400f Multifunctional Patchy Particles by Glancing Angle Deposition Technique

Amar B. Pawar, Department of Chemical Engineering, The City College of the City University of New York, Steinmann Hall, 140 ST. and Convent Avenue, New York, NY 10031 and Ilona Kretzschmar, Department of Chemical Engineering, The City College of City University of New York, 140th St. at Convent Ave., New York, NY 10031.
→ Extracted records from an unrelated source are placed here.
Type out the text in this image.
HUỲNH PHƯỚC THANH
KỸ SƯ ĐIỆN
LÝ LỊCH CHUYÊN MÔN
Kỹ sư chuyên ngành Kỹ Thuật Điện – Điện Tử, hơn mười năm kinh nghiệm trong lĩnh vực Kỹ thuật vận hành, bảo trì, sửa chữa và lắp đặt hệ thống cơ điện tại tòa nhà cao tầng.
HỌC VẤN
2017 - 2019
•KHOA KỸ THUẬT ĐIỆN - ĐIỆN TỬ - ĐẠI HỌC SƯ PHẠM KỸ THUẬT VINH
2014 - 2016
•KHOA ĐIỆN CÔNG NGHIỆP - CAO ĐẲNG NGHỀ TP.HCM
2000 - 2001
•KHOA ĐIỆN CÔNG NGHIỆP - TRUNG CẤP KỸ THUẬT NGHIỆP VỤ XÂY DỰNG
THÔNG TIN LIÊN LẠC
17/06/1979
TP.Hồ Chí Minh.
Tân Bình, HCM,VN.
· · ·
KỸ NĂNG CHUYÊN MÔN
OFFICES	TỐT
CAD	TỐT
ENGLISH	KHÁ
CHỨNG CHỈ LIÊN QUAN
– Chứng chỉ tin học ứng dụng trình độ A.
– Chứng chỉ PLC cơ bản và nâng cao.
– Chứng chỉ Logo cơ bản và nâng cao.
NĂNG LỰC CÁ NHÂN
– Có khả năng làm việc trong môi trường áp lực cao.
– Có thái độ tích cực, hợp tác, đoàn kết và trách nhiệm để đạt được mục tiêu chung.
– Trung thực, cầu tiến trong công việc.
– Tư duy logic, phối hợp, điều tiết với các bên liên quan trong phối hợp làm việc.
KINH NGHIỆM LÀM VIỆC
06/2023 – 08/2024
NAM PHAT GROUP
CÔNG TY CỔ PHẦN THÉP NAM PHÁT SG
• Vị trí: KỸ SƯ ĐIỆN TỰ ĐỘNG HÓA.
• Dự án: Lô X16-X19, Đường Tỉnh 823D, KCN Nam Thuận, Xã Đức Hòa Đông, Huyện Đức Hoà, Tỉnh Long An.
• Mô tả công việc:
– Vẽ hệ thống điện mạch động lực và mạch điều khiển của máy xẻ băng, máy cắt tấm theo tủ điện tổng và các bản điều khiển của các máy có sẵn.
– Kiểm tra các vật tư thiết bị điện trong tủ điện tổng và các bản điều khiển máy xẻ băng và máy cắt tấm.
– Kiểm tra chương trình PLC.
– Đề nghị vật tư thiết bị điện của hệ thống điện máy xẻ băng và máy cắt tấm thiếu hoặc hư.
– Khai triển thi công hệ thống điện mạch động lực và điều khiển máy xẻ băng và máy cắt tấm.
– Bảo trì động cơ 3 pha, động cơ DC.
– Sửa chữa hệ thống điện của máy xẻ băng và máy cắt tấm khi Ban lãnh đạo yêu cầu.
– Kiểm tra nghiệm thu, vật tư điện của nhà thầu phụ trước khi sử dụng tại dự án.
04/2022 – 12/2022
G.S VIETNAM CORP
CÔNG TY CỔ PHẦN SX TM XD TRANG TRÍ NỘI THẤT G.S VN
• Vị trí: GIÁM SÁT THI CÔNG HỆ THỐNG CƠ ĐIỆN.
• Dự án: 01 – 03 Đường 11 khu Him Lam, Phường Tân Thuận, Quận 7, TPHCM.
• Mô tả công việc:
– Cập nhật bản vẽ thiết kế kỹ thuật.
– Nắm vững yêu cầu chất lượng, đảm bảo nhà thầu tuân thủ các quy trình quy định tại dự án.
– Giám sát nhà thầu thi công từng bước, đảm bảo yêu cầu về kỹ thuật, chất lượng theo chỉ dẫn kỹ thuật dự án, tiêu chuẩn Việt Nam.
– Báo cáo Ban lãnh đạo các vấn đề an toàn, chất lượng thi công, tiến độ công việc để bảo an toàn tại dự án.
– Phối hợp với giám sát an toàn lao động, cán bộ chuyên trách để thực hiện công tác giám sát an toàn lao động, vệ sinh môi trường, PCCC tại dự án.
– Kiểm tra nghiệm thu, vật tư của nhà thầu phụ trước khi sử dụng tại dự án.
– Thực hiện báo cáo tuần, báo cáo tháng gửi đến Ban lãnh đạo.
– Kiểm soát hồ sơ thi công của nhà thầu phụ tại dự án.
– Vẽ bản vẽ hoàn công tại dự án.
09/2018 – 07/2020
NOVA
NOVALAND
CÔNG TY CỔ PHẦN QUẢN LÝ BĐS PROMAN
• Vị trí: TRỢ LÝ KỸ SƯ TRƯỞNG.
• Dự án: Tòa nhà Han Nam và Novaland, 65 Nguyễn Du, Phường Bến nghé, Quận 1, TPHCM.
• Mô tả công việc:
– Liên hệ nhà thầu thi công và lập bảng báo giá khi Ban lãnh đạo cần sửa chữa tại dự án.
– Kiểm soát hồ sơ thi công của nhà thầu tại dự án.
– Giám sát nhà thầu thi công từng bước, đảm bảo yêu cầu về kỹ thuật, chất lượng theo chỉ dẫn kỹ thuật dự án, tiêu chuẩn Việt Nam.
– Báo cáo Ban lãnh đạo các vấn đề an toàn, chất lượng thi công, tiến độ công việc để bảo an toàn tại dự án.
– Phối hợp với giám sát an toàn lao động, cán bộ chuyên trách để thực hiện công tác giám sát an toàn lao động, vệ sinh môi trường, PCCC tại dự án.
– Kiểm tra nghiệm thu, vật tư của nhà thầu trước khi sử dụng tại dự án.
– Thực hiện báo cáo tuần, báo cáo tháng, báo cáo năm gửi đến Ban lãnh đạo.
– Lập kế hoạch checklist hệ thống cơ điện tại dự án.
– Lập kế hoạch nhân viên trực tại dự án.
Patchy particles are the next generation building blocks for assembling different colloidal structures. Precise control over the patch size and shape is required to guide the assembly into well-defined target structures. We have employed the glancing angle deposition (GLAD) technique to produce patchy particles and have shown that the angle of deposition and the orientation of the particle monolayer with respect to the source decide the patch size and geometry.1

We will report results from an extension of the GLAD technique to produce patchy particles with multiple patches. Here, the multiple patches can either be (i) of the same material, which produces patchy particles with complicated patch shapes, such as a cross-shaped patch or (ii) of different materials, which produces multifunctional patchy particles. Further, we will present data on the characterization of the patch geometry by fluorescent labeling of the patches.

This extension of the GLAD technique facilitates the production of patchy particles with a variety of patch geometries, which will be difficult if not impossible to produce by other techniques.

1) Pawar, A. B.; Kretzschmar, I. Langmuir 2008, 24 (2), 355 – 358.